In the last couple of weeks I have gone twice to the Squamish to greet the Pinks and last week had the best Pink fishing I have ever experienced. Went again yesterday, Sept. 1 and found the run is essentially over so I went drive about to look around upstream where I have not been for some years. First stop was Ashlu Creek where a spawning bed was constructed a few years back. Stuffed with spawning Pinks. Great stuff.
Some years ago I read a report on the Squamish salmon runs and there was a little note that there were indications of a very small but continuing run of Sockeye into the Squamish. Rather surprising as the Squamish doesn’t have the geography for Sockeye which normally require a lake downstream of the spawning bed for the young to rear for most of a year.

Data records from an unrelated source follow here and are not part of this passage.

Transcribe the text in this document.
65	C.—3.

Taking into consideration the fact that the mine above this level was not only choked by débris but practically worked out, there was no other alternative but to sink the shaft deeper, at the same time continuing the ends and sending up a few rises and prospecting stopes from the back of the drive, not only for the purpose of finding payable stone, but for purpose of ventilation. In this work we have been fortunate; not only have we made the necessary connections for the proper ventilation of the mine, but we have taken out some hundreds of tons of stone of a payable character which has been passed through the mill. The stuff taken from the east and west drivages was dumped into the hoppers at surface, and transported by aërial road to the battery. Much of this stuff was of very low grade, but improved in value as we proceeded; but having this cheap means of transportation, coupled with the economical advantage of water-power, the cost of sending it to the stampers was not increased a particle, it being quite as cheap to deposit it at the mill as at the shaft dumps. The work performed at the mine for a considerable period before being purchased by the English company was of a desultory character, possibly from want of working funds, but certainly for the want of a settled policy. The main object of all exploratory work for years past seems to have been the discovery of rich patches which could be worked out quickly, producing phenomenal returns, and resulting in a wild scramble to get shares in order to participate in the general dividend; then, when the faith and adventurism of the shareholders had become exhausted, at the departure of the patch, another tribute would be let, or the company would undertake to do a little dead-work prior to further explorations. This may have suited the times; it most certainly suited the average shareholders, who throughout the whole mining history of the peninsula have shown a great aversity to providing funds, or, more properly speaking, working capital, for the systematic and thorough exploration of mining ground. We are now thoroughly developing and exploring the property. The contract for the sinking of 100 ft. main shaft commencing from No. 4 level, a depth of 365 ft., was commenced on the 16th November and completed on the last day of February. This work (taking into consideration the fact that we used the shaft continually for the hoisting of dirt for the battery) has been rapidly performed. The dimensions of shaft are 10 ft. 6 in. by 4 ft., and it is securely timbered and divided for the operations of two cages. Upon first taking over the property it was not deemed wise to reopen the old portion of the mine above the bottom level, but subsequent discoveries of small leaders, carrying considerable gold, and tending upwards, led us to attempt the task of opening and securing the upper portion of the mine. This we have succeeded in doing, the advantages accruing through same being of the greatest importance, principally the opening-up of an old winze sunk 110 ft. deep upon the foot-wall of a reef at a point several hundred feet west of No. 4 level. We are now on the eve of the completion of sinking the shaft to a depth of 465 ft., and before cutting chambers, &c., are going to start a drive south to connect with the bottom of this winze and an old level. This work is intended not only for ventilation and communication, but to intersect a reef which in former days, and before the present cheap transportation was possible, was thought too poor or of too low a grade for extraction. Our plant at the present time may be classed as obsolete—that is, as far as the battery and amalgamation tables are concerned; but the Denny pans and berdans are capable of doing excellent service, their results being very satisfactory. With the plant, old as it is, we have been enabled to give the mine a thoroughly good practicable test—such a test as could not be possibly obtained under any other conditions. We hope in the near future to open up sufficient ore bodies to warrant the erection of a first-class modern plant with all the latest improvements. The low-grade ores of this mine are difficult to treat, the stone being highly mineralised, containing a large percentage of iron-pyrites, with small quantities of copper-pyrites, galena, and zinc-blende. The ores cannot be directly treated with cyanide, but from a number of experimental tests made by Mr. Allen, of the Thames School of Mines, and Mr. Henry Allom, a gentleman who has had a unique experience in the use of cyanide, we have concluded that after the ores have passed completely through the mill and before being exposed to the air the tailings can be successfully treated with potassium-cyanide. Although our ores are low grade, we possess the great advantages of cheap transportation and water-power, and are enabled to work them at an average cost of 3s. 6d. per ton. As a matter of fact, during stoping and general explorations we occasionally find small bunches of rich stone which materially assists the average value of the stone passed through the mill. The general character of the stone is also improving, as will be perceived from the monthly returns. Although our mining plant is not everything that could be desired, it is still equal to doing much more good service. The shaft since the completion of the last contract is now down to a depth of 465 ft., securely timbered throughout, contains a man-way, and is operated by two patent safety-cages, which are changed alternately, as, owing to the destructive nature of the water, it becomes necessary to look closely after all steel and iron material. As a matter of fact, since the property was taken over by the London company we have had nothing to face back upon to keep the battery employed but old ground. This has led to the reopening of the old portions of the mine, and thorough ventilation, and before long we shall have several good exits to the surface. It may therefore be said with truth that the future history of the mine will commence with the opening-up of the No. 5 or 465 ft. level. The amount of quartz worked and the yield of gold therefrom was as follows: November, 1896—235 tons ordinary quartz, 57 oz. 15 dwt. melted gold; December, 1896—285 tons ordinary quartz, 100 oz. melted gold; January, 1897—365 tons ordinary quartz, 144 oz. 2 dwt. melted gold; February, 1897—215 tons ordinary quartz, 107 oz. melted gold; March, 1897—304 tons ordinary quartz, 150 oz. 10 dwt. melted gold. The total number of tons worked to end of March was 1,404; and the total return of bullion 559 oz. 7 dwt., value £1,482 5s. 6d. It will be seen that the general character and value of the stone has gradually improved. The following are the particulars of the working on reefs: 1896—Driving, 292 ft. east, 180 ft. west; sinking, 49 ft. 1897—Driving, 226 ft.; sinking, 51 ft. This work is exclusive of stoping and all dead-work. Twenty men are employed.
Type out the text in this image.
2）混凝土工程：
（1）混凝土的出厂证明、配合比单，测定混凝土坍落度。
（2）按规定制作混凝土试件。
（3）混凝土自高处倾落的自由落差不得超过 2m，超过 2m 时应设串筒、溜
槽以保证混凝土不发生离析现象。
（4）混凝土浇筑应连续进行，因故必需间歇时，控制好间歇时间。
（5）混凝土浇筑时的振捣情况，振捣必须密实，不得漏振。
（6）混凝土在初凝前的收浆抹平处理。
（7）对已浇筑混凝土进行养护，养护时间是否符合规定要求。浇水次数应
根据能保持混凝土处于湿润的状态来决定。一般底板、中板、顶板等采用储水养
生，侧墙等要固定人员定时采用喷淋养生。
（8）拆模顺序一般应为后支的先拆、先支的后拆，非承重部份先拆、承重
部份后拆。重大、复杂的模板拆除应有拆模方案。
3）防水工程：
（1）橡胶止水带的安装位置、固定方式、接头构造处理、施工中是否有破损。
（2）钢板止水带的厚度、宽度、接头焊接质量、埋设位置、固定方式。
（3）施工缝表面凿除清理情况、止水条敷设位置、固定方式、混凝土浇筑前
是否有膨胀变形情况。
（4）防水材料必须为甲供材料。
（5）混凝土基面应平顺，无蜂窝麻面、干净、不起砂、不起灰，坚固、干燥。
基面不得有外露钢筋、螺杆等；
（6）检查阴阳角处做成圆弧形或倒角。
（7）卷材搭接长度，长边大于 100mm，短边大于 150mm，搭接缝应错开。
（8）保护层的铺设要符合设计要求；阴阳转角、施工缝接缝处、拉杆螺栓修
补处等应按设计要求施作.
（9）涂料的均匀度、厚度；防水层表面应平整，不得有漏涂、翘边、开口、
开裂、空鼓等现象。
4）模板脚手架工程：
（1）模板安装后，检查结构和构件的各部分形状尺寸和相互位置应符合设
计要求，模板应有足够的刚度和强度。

A buddy once told me that 40 years ago or so he thinks he saw Sockeye spawning in High Falls Creek alongside the road just past the generating station. High Falls Creek tumbles down the mountainside just beyond the Cheekye Generating Station, crosses under the road, disappears into a small marsh and then runs down a small gravelly stream and dumps into the powerhouse channel. So I went to see what could be seen. The stream alongside the road is quite overgrown and I didn’t try too hard but I managed to peak through the bushes in a couple of places. A small number of Pinks were spawning in the little stream and darned if there wasn’t what looked to me like dead Sockeye. Quite a good sized Sockeye, much larger than the Pinks. That little marsh must do the duty as a rearing lake for the Sockeye. It would be interesting to know how many Sockeye there are in that tiny run if it really exists.